Por
  • Víctor Juan

Me gusta tanto vivir

Me gusta tanto vivir
Me gusta tanto vivir
Pixabay

Suelo decir que el tiempo que va de primeros de marzo a finales de junio es la época del año en la que me siento renacer, como si la primavera también se extendiera dentro de mí y me hiciera vivirlo todo de otra manera. 

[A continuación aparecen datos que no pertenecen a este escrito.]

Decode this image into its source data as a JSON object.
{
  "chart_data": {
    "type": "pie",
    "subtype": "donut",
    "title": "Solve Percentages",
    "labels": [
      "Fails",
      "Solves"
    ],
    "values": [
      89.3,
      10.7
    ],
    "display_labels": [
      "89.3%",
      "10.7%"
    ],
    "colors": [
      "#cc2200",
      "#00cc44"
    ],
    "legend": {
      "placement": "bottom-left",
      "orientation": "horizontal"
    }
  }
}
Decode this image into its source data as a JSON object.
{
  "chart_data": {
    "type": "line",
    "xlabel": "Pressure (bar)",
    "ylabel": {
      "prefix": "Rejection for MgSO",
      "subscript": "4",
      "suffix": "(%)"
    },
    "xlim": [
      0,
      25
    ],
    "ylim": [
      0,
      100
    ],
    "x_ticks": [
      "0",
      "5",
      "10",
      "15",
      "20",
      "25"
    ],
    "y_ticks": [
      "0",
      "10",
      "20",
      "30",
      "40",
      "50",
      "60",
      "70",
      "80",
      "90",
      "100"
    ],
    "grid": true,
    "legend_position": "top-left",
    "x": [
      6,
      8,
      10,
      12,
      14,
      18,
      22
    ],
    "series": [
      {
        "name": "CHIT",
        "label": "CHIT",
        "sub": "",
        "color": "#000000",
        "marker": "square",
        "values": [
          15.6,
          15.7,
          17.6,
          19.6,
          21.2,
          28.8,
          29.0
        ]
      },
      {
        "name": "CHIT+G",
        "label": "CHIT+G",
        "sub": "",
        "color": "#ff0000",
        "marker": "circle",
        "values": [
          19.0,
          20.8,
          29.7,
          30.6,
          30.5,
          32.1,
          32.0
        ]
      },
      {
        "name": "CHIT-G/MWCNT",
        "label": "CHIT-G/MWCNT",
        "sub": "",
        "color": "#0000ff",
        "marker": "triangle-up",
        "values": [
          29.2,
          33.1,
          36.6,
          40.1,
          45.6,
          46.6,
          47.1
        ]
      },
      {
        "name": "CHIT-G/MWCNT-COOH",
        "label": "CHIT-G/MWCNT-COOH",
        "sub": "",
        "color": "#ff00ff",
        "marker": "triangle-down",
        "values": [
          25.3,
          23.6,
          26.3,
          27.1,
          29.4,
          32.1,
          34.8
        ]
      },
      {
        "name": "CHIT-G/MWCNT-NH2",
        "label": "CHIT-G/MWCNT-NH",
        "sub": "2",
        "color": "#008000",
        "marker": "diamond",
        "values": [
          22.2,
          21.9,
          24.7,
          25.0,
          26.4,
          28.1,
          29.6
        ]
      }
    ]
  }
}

También me gustan los días largos del verano y las luces del amanecer en cualquier estación. Otras veces pienso que las semanas que transcurren entre cosechas, de la virgen del Carmen a la virgen de agosto son, cada año, los días más felices de mi vida. Me gustan los días amables que nos regala el otoño, con esa prórroga siempre extraordinaria que es el veranillo de san Martín, cuando el sol tiñe las tardes de ocre y, al atravesar el parque de Huesca para llegar a la antigua Escuela de Magisterio, camino pisando las hojas que han dejado caer los árboles. Me recuerdo feliz los días que la niebla cubre la ciudad con su manto protector. Y pongo mucha atención al escuchar la sinfonía de las tronadas en las que un anónimo director de orquesta les pide a las nubes que rujan, ahora vibrante, ahora ‘pizzicato’ o ‘allegro, ma non troppo’. Me sienta bien el frío rotundo, estremecedor, de los días luminosos de invierno. Me gusta ver llover y aspirar el olor de la tierra mojada y que el agua limpie el cielo y el suelo. Me gusta desafiar al cierzo que, agazapado, me apabila cuando me sorprende al doblar cualquier esquina. Me gusta que la vida transcurra entre lo previsible y lo inesperado. Lo que realmente ocurre es que me gusta tanto vivir que siempre me vendrá muy mal morirme.